— Уже и слова сказать нельзя… — пошел на попятный Характер.
— Нельзя, — отрезало рацио. — Ты мужской характер или хрен собачий? Вот и не ной, а прояви себя. Причем с лучшей стороны. Создай соответствие, не ломая никого, не унижая, не разрушая достоинства.
— Это ж работы от забора до обеда.
— Я тебе так скажу, — вмешалась в разговор Душа. — Женщина дана в управление мужчине. Мужчина дан в управление Богу. Вот и живи по Божьим заповедям: не убивай в женщине ничего живого, не кради у нее счастье, не прелюбодействуй, не лукавь, не желай выгод в союзе, тогда какой бы упрямой и категоричной не была бы наша гостья, все сложится лучшим образом.
Характер смолчал. Представил жизнь не в самоутверждении, а в согласии и понял: вот оно поприще для подвигов и славы, вот ристалище для грядущих свершений!
— Ладно, присоединяюсь к честной компании. Будь, по-вашему…
— Считайте тогда и мой голос, — сказала Интуиция. — Хотя барышня какая-то неопределенная, с «двойным дном», но такая загадочность, стоит признать, здорово интригует. Никите будет с ней прикольно.
Тата кивнула.
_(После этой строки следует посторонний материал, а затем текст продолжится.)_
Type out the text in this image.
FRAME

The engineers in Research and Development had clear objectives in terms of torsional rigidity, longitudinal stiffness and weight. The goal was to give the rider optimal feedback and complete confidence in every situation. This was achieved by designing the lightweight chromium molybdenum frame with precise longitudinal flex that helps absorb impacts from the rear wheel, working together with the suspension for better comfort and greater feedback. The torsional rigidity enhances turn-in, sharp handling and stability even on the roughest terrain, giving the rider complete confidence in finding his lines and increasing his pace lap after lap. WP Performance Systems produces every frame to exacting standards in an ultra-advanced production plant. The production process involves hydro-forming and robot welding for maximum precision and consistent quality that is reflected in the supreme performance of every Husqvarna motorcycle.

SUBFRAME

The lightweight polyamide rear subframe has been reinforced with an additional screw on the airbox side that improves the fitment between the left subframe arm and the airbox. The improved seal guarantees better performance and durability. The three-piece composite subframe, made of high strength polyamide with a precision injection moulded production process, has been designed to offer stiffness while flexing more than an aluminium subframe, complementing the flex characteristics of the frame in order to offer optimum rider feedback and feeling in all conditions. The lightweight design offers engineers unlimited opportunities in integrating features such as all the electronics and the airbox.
Все шло к тому, что ее предприятие скоро увенчается успехом. Если, конечно, удастся переубедить оппозицию. То бишь, Гордость.
— Дура ты, — сказала Тата, шепотом, чуть слышно гипертрофированному чувству собственного достоинства, — идиотка и старая перечница.
Ответом послужил негодующий взгляд.
— И зачем ты голову моему Линеву морочишь? — продолжился монолог, — на гордых воду возят! И на тебе пора! Кобыла!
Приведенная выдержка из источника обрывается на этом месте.